Bernoulli's Theorem.

Bernoulli's Theorem :-

The probability of x successes in n trials is equal to ⁿC_x p^x q^{n - x}  wherxe p is the probability of success and q is the probability of failure. 

Proof : Since p is the probability of success, the probability of x success is p•p•p••• x times = p^x 

Also x success imply (n-x) failures and since q is the probability of failure, the probability of (n-x) failures is q^{n - x} . 

By the multiplication rule, the probability of the Simultaneous happening is p^x q ^{n - x} . But x successes in n trials can occure in   ⁿCx way and all these cases are favorable to the event. 

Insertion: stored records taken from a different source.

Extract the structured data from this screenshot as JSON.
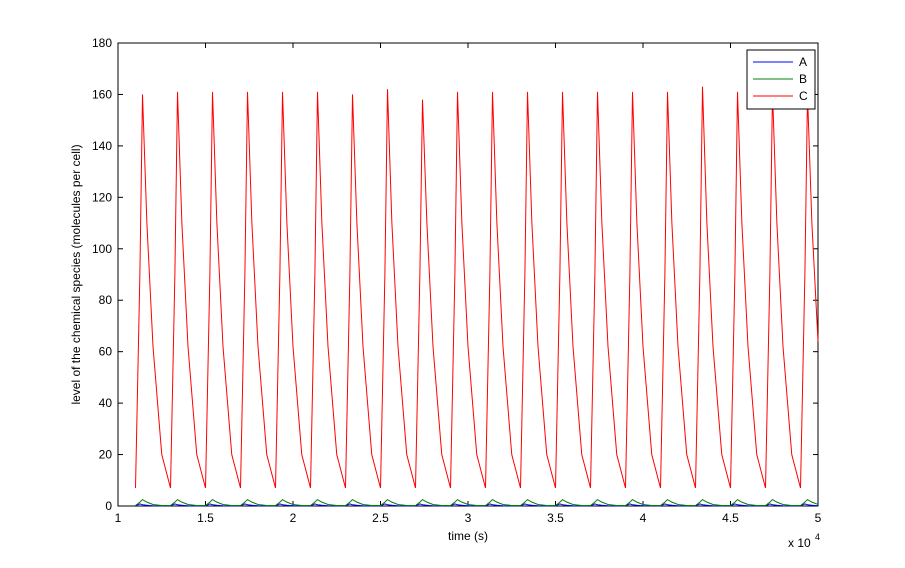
{
  "chart_data": {
    "type": "line",
    "xlabel": "time (s)",
    "ylabel": "level of the chemical species (molecules per cell)",
    "x_multiplier": "x 10",
    "x_multiplier_exponent": "4",
    "xlim": [
      10000,
      50000
    ],
    "xticks": [
      {
        "value": 10000,
        "label": "1"
      },
      {
        "value": 15000,
        "label": "1.5"
      },
      {
        "value": 20000,
        "label": "2"
      },
      {
        "value": 25000,
        "label": "2.5"
      },
      {
        "value": 30000,
        "label": "3"
      },
      {
        "value": 35000,
        "label": "3.5"
      },
      {
        "value": 40000,
        "label": "4"
      },
      {
        "value": 45000,
        "label": "4.5"
      },
      {
        "value": 50000,
        "label": "5"
      }
    ],
    "ylim": [
      0,
      180
    ],
    "yticks": [
      0,
      20,
      40,
      60,
      80,
      100,
      120,
      140,
      160,
      180
    ],
    "grid": false,
    "legend": "top-right",
    "x": [
      11000,
      11250,
      11400,
      11650,
      12000,
      12500,
      13000,
      13250,
      13400,
      13650,
      14000,
      14500,
      15000,
      15250,
      15400,
      15650,
      16000,
      16500,
      17000,
      17250,
      17400,
      17650,
      18000,
      18500,
      19000,
      19250,
      19400,
      19650,
      20000,
      20500,
      21000,
      21250,
      21400,
      21650,
      22000,
      22500,
      23000,
      23250,
      23400,
      23650,
      24000,
      24500,
      25000,
      25250,
      25400,
      25650,
      26000,
      26500,
      27000,
      27250,
      27400,
      27650,
      28000,
      28500,
      29000,
      29250,
      29400,
      29650,
      30000,
      30500,
      31000,
      31250,
      31400,
      31650,
      32000,
      32500,
      33000,
      33250,
      33400,
      33650,
      34000,
      34500,
      35000,
      35250,
      35400,
      35650,
      36000,
      36500,
      37000,
      37250,
      37400,
      37650,
      38000,
      38500,
      39000,
      39250,
      39400,
      39650,
      40000,
      40500,
      41000,
      41250,
      41400,
      41650,
      42000,
      42500,
      43000,
      43250,
      43400,
      43650,
      44000,
      44500,
      45000,
      45250,
      45400,
      45650,
      46000,
      46500,
      47000,
      47250,
      47400,
      47650,
      48000,
      48500,
      49000,
      49250,
      49400,
      49650,
      50000
    ],
    "series": [
      {
        "name": "A",
        "color": "#0000ff",
        "values": [
          0.1,
          0.8,
          0.5,
          0.3,
          0.1,
          0.05,
          0.1,
          0.8,
          0.5,
          0.3,
          0.1,
          0.05,
          0.1,
          0.8,
          0.5,
          0.3,
          0.1,
          0.05,
          0.1,
          0.8,
          0.5,
          0.3,
          0.1,
          0.05,
          0.1,
          0.8,
          0.5,
          0.3,
          0.1,
          0.05,
          0.1,
          0.8,
          0.5,
          0.3,
          0.1,
          0.05,
          0.1,
          0.8,
          0.5,
          0.3,
          0.1,
          0.05,
          0.1,
          0.8,
          0.5,
          0.3,
          0.1,
          0.05,
          0.1,
          0.8,
          0.5,
          0.3,
          0.1,
          0.05,
          0.1,
          0.8,
          0.5,
          0.3,
          0.1,
          0.05,
          0.1,
          0.8,
          0.5,
          0.3,
          0.1,
          0.05,
          0.1,
          0.8,
          0.5,
          0.3,
          0.1,
          0.05,
          0.1,
          0.8,
          0.5,
          0.3,
          0.1,
          0.05,
          0.1,
          0.8,
          0.5,
          0.3,
          0.1,
          0.05,
          0.1,
          0.8,
          0.5,
          0.3,
          0.1,
          0.05,
          0.1,
          0.8,
          0.5,
          0.3,
          0.1,
          0.05,
          0.1,
          0.8,
          0.5,
          0.3,
          0.1,
          0.05,
          0.1,
          0.8,
          0.5,
          0.3,
          0.1,
          0.05,
          0.1,
          0.8,
          0.5,
          0.3,
          0.1,
          0.05,
          0.1,
          0.8,
          0.5,
          0.3,
          0.1
        ]
      },
      {
        "name": "B",
        "color": "#008000",
        "values": [
          0.2,
          1.5,
          2.5,
          1.5,
          0.6,
          0.2,
          0.2,
          1.5,
          2.5,
          1.5,
          0.6,
          0.2,
          0.2,
          1.5,
          2.5,
          1.5,
          0.6,
          0.2,
          0.2,
          1.5,
          2.5,
          1.5,
          0.6,
          0.2,
          0.2,
          1.5,
          2.5,
          1.5,
          0.6,
          0.2,
          0.2,
          1.5,
          2.5,
          1.5,
          0.6,
          0.2,
          0.2,
          1.5,
          2.5,
          1.5,
          0.6,
          0.2,
          0.2,
          1.5,
          2.5,
          1.5,
          0.6,
          0.2,
          0.2,
          1.5,
          2.5,
          1.5,
          0.6,
          0.2,
          0.2,
          1.5,
          2.5,
          1.5,
          0.6,
          0.2,
          0.2,
          1.5,
          2.5,
          1.5,
          0.6,
          0.2,
          0.2,
          1.5,
          2.5,
          1.5,
          0.6,
          0.2,
          0.2,
          1.5,
          2.5,
          1.5,
          0.6,
          0.2,
          0.2,
          1.5,
          2.5,
          1.5,
          0.6,
          0.2,
          0.2,
          1.5,
          2.5,
          1.5,
          0.6,
          0.2,
          0.2,
          1.5,
          2.5,
          1.5,
          0.6,
          0.2,
          0.2,
          1.5,
          2.5,
          1.5,
          0.6,
          0.2,
          0.2,
          1.5,
          2.5,
          1.5,
          0.6,
          0.2,
          0.2,
          1.5,
          2.5,
          1.5,
          0.6,
          0.2,
          0.2,
          1.5,
          2.5,
          1.5,
          0.6
        ]
      },
      {
        "name": "C",
        "color": "#ff0000",
        "values": [
          7,
          90,
          160,
          110,
          62,
          20,
          7,
          90,
          161,
          110,
          62,
          20,
          7,
          90,
          161,
          110,
          62,
          20,
          7,
          90,
          161,
          110,
          62,
          20,
          7,
          90,
          161,
          110,
          62,
          20,
          7,
          90,
          161,
          110,
          62,
          20,
          7,
          90,
          160,
          110,
          62,
          20,
          7,
          90,
          162,
          110,
          62,
          20,
          7,
          90,
          158,
          110,
          62,
          20,
          7,
          90,
          161,
          110,
          62,
          20,
          7,
          90,
          161,
          110,
          62,
          20,
          7,
          90,
          161,
          110,
          62,
          20,
          7,
          90,
          161,
          110,
          62,
          20,
          7,
          90,
          161,
          110,
          62,
          20,
          7,
          90,
          161,
          110,
          62,
          20,
          7,
          90,
          161,
          110,
          62,
          20,
          7,
          90,
          163,
          110,
          62,
          20,
          7,
          90,
          161,
          110,
          62,
          20,
          7,
          90,
          161,
          110,
          62,
          20,
          7,
          90,
          160,
          110,
          64
        ]
      }
    ]
  }
}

Hence by the addition rule, the probability of x successes out of n trials is given by

P^x q^{n - x} + p^xq ^{n - x}. . . + ⁿC_x times = ⁿC_x p^x q^{n - x}

This proves Bernoulli's theorem. 

An illustration of the theorem

Suppose a coin is tossed 3 times and we wish to know the probability of getting 2 heads. 

The possibilities are as follows:

   HHH, HHT,  HTH, HTT,  THH,  THT,  TTH,  TTT

We see that there are eight possibilities, out of which only 3 possibilities are favourable to the event. They are HHT,  HTH,   THH. 

Thus the probability of getting 2 heads is 3/8.

Now we shall obtain the probability of the event by Bernoulli's theorem. 

Number of trails n=3.

Number of success (p) = probability of getting a head =1/2

Probability of failure (q) = 1-p=1/2

Therefore 

ⁿC_x p^x q^{n - x} = ³C₂ (1/2)² (1/2)¹ = 3*1/4*1/2=3/8